I'm too lazy to try to understand how this thing works, what it does, and ramifications... but your naming it "descriptor", uh, woot?

http://foldoc.org/foldoc.cgi?query=descriptor

And isn't a function called _every_ time anyway?

Sri said...

Mate,

Great post. I wish you had posted this a month earlier :D. I had stumbled upon this in django (in the django.contrib.auth.middleware.py). It does just the thing to obtain access to the user object on a request.

But keep em coming mate, keep em coming.

Cheers
Sri

Doug Hellmann said...

That looks like a good way to defer object retrieval from a database.

Rick Copeland said...

@anonymous:
Actually, I didn't invent the name "descriptor" -- it's Python terminology documented here.
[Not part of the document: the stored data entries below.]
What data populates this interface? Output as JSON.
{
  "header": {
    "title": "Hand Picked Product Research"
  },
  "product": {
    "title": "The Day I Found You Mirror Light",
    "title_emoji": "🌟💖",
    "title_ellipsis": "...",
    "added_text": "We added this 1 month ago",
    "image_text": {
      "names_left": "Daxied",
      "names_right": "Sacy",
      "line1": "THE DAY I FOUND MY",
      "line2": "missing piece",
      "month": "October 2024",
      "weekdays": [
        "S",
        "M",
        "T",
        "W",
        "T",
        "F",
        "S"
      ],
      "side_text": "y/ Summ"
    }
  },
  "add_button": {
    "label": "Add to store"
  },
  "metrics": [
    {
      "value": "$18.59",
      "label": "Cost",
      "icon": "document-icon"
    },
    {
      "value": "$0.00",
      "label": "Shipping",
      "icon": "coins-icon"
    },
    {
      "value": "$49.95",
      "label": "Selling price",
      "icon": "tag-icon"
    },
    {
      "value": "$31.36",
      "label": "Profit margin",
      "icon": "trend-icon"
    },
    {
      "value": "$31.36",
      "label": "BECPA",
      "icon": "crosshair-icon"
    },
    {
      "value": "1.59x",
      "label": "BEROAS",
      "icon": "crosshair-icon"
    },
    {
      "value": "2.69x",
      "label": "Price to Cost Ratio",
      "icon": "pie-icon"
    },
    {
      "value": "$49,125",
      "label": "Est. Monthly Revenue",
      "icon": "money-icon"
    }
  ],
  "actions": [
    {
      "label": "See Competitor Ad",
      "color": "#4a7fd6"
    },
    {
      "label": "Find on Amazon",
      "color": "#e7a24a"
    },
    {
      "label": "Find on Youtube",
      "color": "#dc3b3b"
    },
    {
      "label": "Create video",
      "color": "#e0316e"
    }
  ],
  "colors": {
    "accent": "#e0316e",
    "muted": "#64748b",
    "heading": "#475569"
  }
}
I probably should have given more context in the post. As for a function being called every time, yes, that still happens, but the (potentially expensive) calculation of the value of bar only happens once.

Rick Copeland said...

@doug:
Yup, you guessed it. In particular, I wanted an ORM-mapped object as an attribute on a TurboGears controller.

RonnyPfannschmidt said...

you don't need to check if the attribute slot is on the instance

non-data descriptors get overridden by instance attributes

also please copy the name to __name__ and the documentation to __doc__

so its more easy to use with the common introspection tools

Rick Copeland said...

@ronny:

Thanks for the pointers. I have updated the post to reflect your changes.

@anonymous:
With the changes suggested by ronny, a function is no longer called on each attribute access (technically, it wasn't being called before, I just had an extraneous check of the object's __dict__).

Adrienne said...

I'm really excited to use this. Maybe sometime this week in Algebra or Geometry class. ;)